Certes, on sait en général que la Roumanie et la France, Bucarest et Paris ont entretenu des relations privilégiées, notamment grâce à des écrivains (Tzara, Ionesco, Cioran…) et des artistes (Grigorescu, Enesco, Brancusi, Elvire Popesco…) ; on croit se souvenir que sur le plan politique, la France a contribué à l’unité et à l’indépendance de la Roumanie ; on constate que, malgré la globalisation galopante, les Roumains sont encore souvent francophiles et francophones… Ces idées qui, pour être reçues, n’en sont pas moins justes, Jean-Yves Conrad les confirme, mais aussi et surtout, il montre qu’elles sont bien en-deçà de la réalité.

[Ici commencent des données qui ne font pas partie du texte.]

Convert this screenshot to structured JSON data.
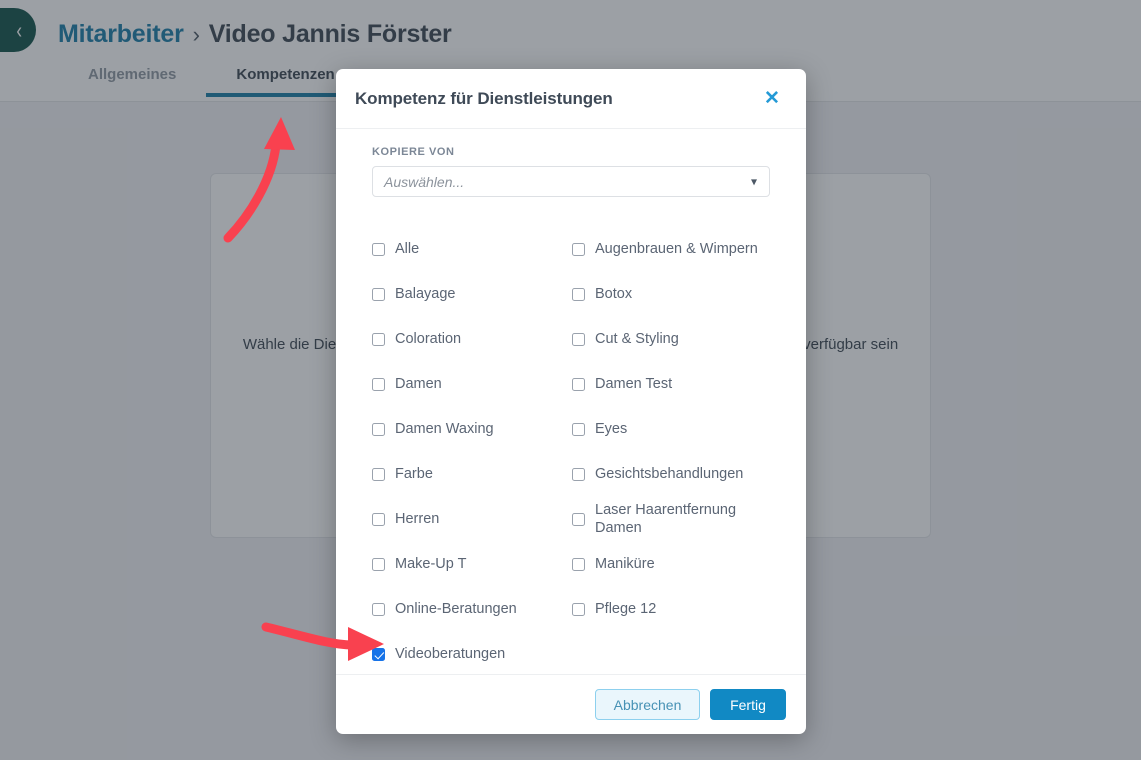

Dans ces quinze « promenades insolites sur les traces des Roumains célèbres de Paris », se bousculent, se précipitent en nombre impressionnant les « femmes et les hommes de lettres, acteurs, artistes peintres, sculpteurs, musiciens, chanteurs, juristes, scientifiques, hommes politiques qui ont laissé une trace si indélébile dans notre capitale ». Chaque promenade, inaugurée par un texte sur Paris écrit par l’un des Roumains, illustre ou méconnu, mentionné dans le chapitre, illustrée par des photos-témoignages (à côté desquelles on aurait volontiers consulté des plans permettant de mieux visualiser les itinéraires), évoque d’une manière méthodique et exhaustive les lieux marqués par la présence et la culture roumaines : salons, domiciles ou résidences, musées, maisons d’édition, églises, ateliers d’artistes, galeries de peinture, théâtres, cafés, lycées, grandes écoles, universités, librairies, bibliothèques, cimetières… Ces derniers, hauts lieux du souvenir, attestent d’ailleurs de la manière la plus incontestable que la multiple présence roumaine est profondément gravée dans le patrimoine français.

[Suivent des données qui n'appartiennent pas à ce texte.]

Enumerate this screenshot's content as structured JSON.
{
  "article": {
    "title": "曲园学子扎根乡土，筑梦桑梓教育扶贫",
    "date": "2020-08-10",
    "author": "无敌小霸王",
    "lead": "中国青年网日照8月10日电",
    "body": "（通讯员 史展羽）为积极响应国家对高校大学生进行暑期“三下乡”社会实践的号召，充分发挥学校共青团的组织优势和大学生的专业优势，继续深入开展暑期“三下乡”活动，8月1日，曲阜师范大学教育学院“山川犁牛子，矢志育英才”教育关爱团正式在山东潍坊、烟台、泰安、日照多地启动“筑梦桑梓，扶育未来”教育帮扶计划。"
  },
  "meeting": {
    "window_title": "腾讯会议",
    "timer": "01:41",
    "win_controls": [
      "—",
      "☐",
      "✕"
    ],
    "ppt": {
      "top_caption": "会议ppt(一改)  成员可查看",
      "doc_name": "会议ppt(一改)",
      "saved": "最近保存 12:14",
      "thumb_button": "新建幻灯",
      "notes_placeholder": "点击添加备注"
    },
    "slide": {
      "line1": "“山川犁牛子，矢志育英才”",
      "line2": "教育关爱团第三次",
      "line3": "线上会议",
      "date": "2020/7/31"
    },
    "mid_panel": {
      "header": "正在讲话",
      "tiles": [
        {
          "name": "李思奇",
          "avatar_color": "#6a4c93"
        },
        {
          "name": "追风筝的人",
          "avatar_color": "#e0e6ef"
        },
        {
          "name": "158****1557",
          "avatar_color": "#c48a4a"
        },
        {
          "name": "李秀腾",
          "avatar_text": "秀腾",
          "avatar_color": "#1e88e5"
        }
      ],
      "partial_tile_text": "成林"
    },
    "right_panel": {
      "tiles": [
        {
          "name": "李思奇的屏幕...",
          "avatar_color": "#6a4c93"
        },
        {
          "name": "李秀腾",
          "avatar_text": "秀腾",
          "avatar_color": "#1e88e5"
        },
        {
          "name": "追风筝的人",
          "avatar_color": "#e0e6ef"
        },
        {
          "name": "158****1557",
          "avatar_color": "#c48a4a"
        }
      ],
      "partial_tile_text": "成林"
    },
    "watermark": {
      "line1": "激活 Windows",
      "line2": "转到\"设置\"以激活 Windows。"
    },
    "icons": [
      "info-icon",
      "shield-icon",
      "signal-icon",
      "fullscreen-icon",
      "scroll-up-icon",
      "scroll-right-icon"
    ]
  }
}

Le livre de Jean-Yves Conrad est non seulement un guide de promenade, avec cheminements détaillés et adresses précises, c’est aussi une mine de renseignements biographiques concernant les personnalités qui ont joué un rôle de premier plan mais que l’on a parfois bien oubliées aujourd’hui ; les annexes offrent des récapitulations très utiles concernant les noms de ces Roumains qui, aux XIXe et XXe siècles, ont contribué activement à l’enrichissement culturel et scientifique de la France. Les rappels sont salutaires, concernant par exemple l’implication des surréalistes roumains dans les avant-gardes françaises, les étudiants roumains de la Sorbonne, des Conservatoires de musique et d’art dramatique, les sociétaires roumains de la Comédie française… On lit avec grand intérêt ce qui concerne l’ «École roumaine de Paris» fondée par Nicolae Iorga, les rapports de Marcel Proust avec des aristocrates roumains comme Constantin Brâncovan, Anna de Noailles, la princesss Soutzo, Antoine Bibesco… On découvre avec admiration que la Compagnie Air-France a pour origine la «Compagnie franco-roumaine de navigation aérienne» créée grâce au fameux diplomate Nicolae Titulescu, ou que plusieurs inventions de première utilité (comme celle du stylo) sont roumaines… On se souvient avec émotion que des personnalités comme Michelet, Quinet ou Lamartine ont œuvré activement au resserrement des liens entre les deux pays et à l’accueil des étudiants roumains, ou encore que les mariages franco-roumains sont nombreux (parmi les plus notoires, ceux de Quinet, Puvis de Chavannes, Paul Morand, Joseph Kessel).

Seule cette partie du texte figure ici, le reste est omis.